Trucks that were stranded near Mumbai earlier this week. (Source: Anandhu KC)
Kapil Dev Varma was one of the thousands of truck drivers stranded across the country due to the restrictions that came with the 21-day lockdown to slow the spread of the COVID-19 virus. Varma, who was transporting rice, said the journey from Delhi to Navi Mumbai’s APMC market was a struggle, and delayed by two days.
All the dhabas and other outlets that drivers rely on for food and water had been barricaded shut by police, he said.
“We had to stop on the highway and walk to markets in villages to buy vegetables that we then cooked and ate,” Varma said in a telephonic interview from Mumbai.
Javed Khan, who transported a consignment of LPG from Mangalore to Solapur, said he started his journey on March 23 and was able to sleep for just three hours during the 750-km drive.
“There’s no problem on the roads but we can’t stop anywhere. It’s a problem even to stop to use the toilet,” he said in a telephonic interview from Solapur.
Khan, who hails from Uttar Pradesh’s Ambedkar Nagar, said police weren’t letting trucks stop anywhere and he saw drivers being beaten up.
Anandhu KC said he was returning to Kerala after transporting a consignment of pineapples to Delhi when the 10-truck convoy he was part of took a break in Maharashtra. Anandhu said one of the drivers was beaten up by the police over stopping and a window of his truck was smashed.

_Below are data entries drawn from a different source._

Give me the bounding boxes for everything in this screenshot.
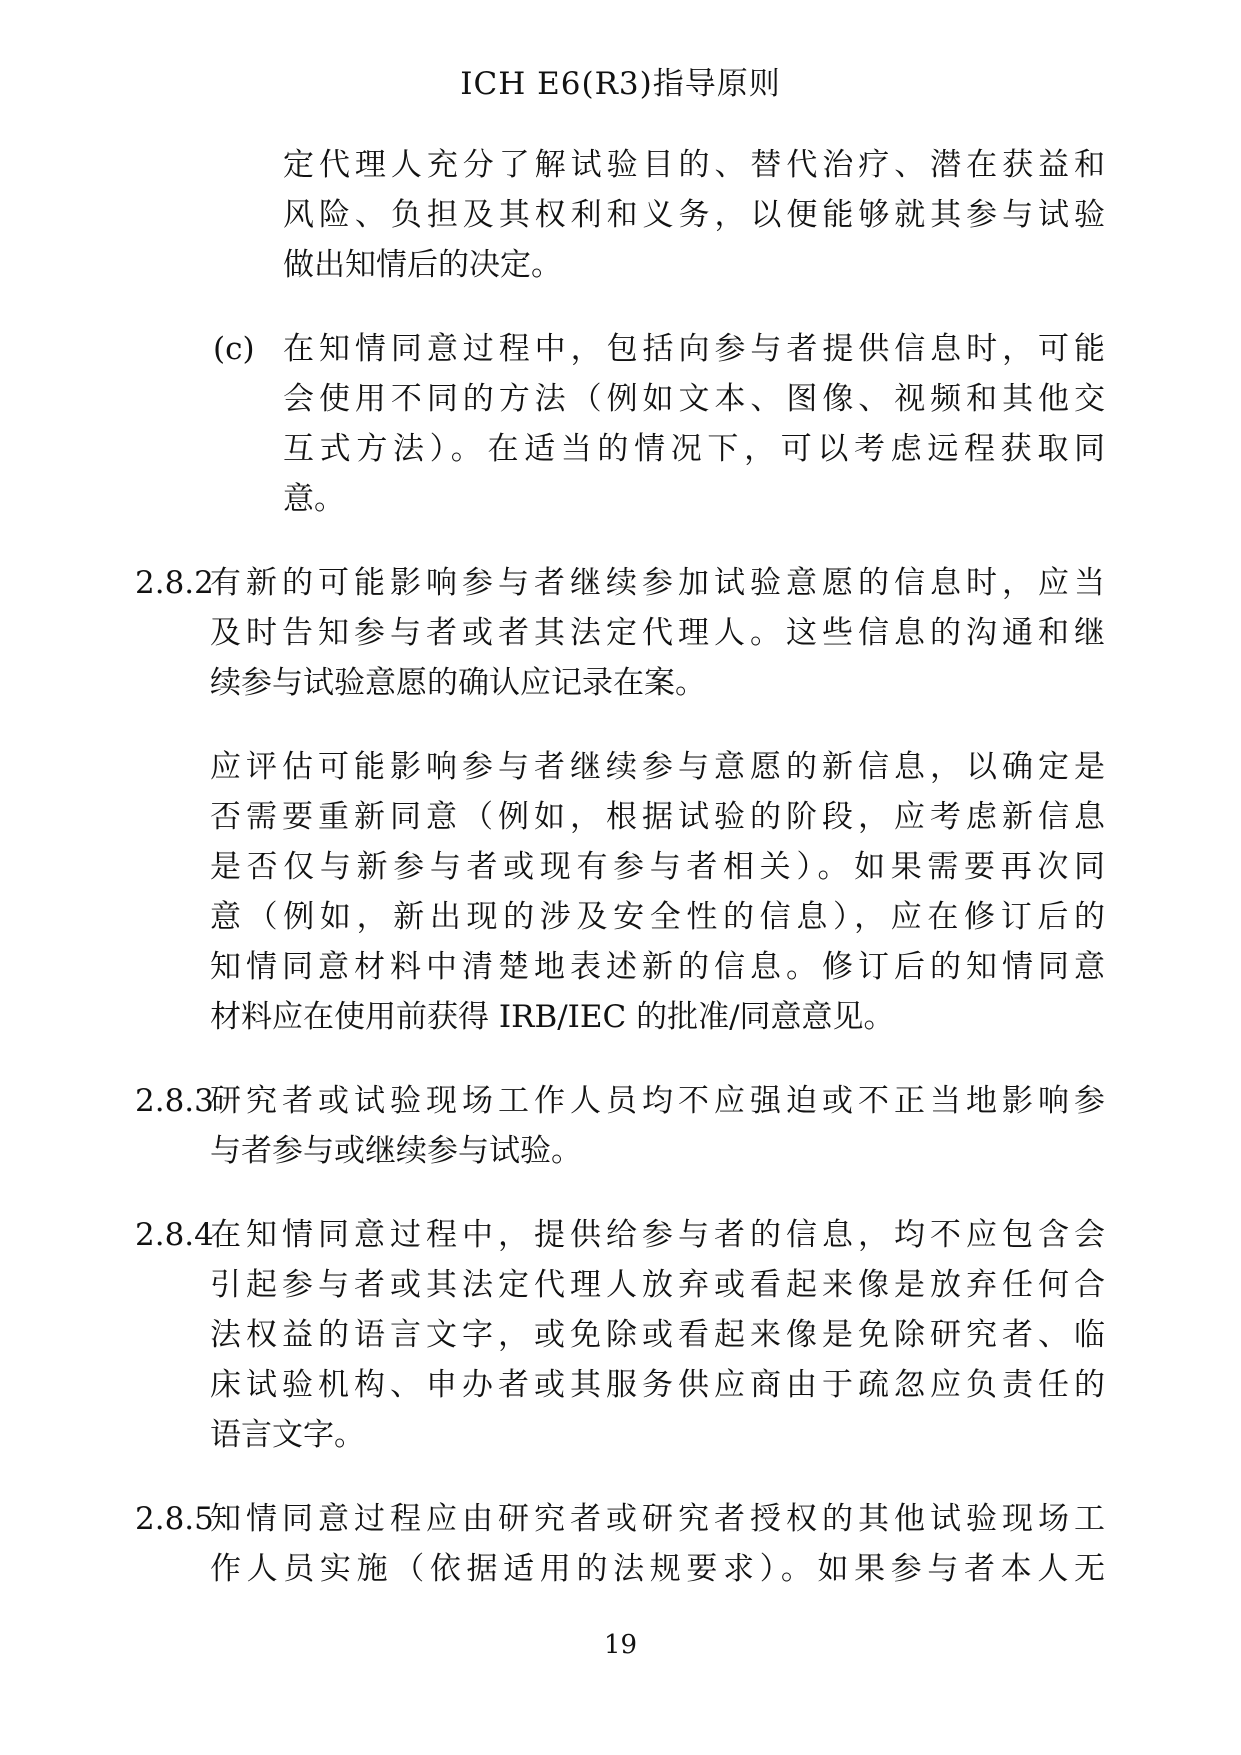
section-2-8-4-number: 2.8.4	[135, 1210, 210, 1260]
section-2-8-2-paragraph-2: 应评估可能影响参与者继续参与意愿的新信息，以确定是否需要重新同意（例如，根据试验…	[210, 742, 1105, 1042]
section-2-8-5-text: 知情同意过程应由研究者或研究者授权的其他试验现场工作人员实施（依据适用的法规要求…	[210, 1494, 1105, 1594]
section-2-8-2-text: 有新的可能影响参与者继续参加试验意愿的信息时，应当及时告知参与者或者其法定代理人…	[210, 558, 1105, 708]
text-line: 作人员实施（依据适用的法规要求）。如果参与者本人无	[210, 1544, 1105, 1594]
section-2-8-5-number: 2.8.5	[135, 1494, 210, 1544]
text-line: 意（例如，新出现的涉及安全性的信息），应在修订后的	[210, 892, 1105, 942]
list-item-c: (c) 在知情同意过程中，包括向参与者提供信息时，可能会使用不同的方法（例如文本…	[213, 324, 1105, 524]
text-line: 意。	[283, 474, 1105, 524]
text-line: 及时告知参与者或者其法定代理人。这些信息的沟通和继	[210, 608, 1105, 658]
text-line: 在知情同意过程中，提供给参与者的信息，均不应包含会	[210, 1210, 1105, 1260]
section-2-8-3-text: 研究者或试验现场工作人员均不应强迫或不正当地影响参与者参与或继续参与试验。	[210, 1076, 1105, 1176]
text-line: 材料应在使用前获得 IRB/IEC 的批准/同意意见。	[210, 992, 1105, 1042]
section-2-8-4: 2.8.4 在知情同意过程中，提供给参与者的信息，均不应包含会引起参与者或其法定…	[135, 1210, 1105, 1460]
text-line: 知情同意材料中清楚地表述新的信息。修订后的知情同意	[210, 942, 1105, 992]
page-header-title: ICH E6(R3)指导原则	[0, 0, 1241, 104]
section-2-8-2-number: 2.8.2	[135, 558, 210, 608]
section-2-8-4-text: 在知情同意过程中，提供给参与者的信息，均不应包含会引起参与者或其法定代理人放弃或…	[210, 1210, 1105, 1460]
text-line: 研究者或试验现场工作人员均不应强迫或不正当地影响参	[210, 1076, 1105, 1126]
paragraph-continuation: 定代理人充分了解试验目的、替代治疗、潜在获益和风险、负担及其权利和义务，以便能够…	[283, 140, 1105, 290]
list-item-c-text: 在知情同意过程中，包括向参与者提供信息时，可能会使用不同的方法（例如文本、图像、…	[283, 324, 1105, 524]
text-line: 是否仅与新参与者或现有参与者相关）。如果需要再次同	[210, 842, 1105, 892]
text-line: 应评估可能影响参与者继续参与意愿的新信息，以确定是	[210, 742, 1105, 792]
text-line: 床试验机构、申办者或其服务供应商由于疏忽应负责任的	[210, 1360, 1105, 1410]
text-line: 语言文字。	[210, 1410, 1105, 1460]
list-item-c-label: (c)	[213, 324, 283, 374]
section-2-8-2: 2.8.2 有新的可能影响参与者继续参加试验意愿的信息时，应当及时告知参与者或者…	[135, 558, 1105, 708]
text-line: 有新的可能影响参与者继续参加试验意愿的信息时，应当	[210, 558, 1105, 608]
text-line: 法权益的语言文字，或免除或看起来像是免除研究者、临	[210, 1310, 1105, 1360]
text-line: 在知情同意过程中，包括向参与者提供信息时，可能	[283, 324, 1105, 374]
text-line: 互式方法）。在适当的情况下，可以考虑远程获取同	[283, 424, 1105, 474]
document-body: 定代理人充分了解试验目的、替代治疗、潜在获益和风险、负担及其权利和义务，以便能够…	[0, 104, 1241, 1594]
text-line: 做出知情后的决定。	[283, 240, 1105, 290]
section-2-8-5: 2.8.5 知情同意过程应由研究者或研究者授权的其他试验现场工作人员实施（依据适…	[135, 1494, 1105, 1594]
section-2-8-3-number: 2.8.3	[135, 1076, 210, 1126]
text-line: 知情同意过程应由研究者或研究者授权的其他试验现场工	[210, 1494, 1105, 1544]
text-line: 风险、负担及其权利和义务，以便能够就其参与试验	[283, 190, 1105, 240]
text-line: 引起参与者或其法定代理人放弃或看起来像是放弃任何合	[210, 1260, 1105, 1310]
text-line: 与者参与或继续参与试验。	[210, 1126, 1105, 1176]
section-2-8-3: 2.8.3 研究者或试验现场工作人员均不应强迫或不正当地影响参与者参与或继续参与…	[135, 1076, 1105, 1176]
text-line: 定代理人充分了解试验目的、替代治疗、潜在获益和	[283, 140, 1105, 190]
text-line: 否需要重新同意（例如，根据试验的阶段，应考虑新信息	[210, 792, 1105, 842]
page-number: 19	[0, 1630, 1241, 1660]
text-line: 会使用不同的方法（例如文本、图像、视频和其他交	[283, 374, 1105, 424]
text-line: 续参与试验意愿的确认应记录在案。	[210, 658, 1105, 708]
document-page: ICH E6(R3)指导原则 定代理人充分了解试验目的、替代治疗、潜在获益和风险…	[0, 0, 1241, 1755]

“We did a live video on Facebook, which the media in Kerala reported, and had to call multiple political leaders. It was only after their intervention that we were allowed to leave on March 24 midnight. We then drove straight back to Kerala without any stops,” said Anandhu.
Anandhu, who said he incurred a loss of Rs 40,000 on the journey home due to travelling without any cargo, said he made the journey to Delhi only because he had heard trucks with essential cargo wouldn’t face any problem.
Balmalkit Singh, chairman of the All Indian Motor Transport Congress, said hundreds of drivers were stranded at barricades without food or water, despite many of them transporting essential goods. Under guidelines provided for the nationwide lockdown, the transport of essential goods has been exempted.
Calls from families
Varma and Khan, both of whom are employed with Mumbai-based Shri Anand Transport Agency , said that they have been getting calls from their families to return home due to fears over the coronavirus pandemic.
Varma admitted he had even thought of returning given the prospect of work seemed dim. “But how do I return if there are no trains?” he said.
Khan, who will now leave for another destination, said he had thought of “running away” home. He said he wasn't looking forward to upcoming journeys given there are no facilities available on the road.
Anandhu said he had been getting calls from other stranded drivers he knew.
“I was told by those who assisted us not to expect anything to be done for them. I’ve been getting calls from others who are stuck, but I don’t know what to tell them,” he said.
To protect themselves from the virus, the drivers have taken different measures. Varma said he has been covering his face with a handkerchief, but didn’t have soap to wash his hands. Khan said he had a mask and was keeping the truck cab as clean as possible. Anandhu said he was self-quarantined in his Muvattupuzha home.
“One thing’s for sure, I’m not making any more trips during these 21 days,” Anandhu said.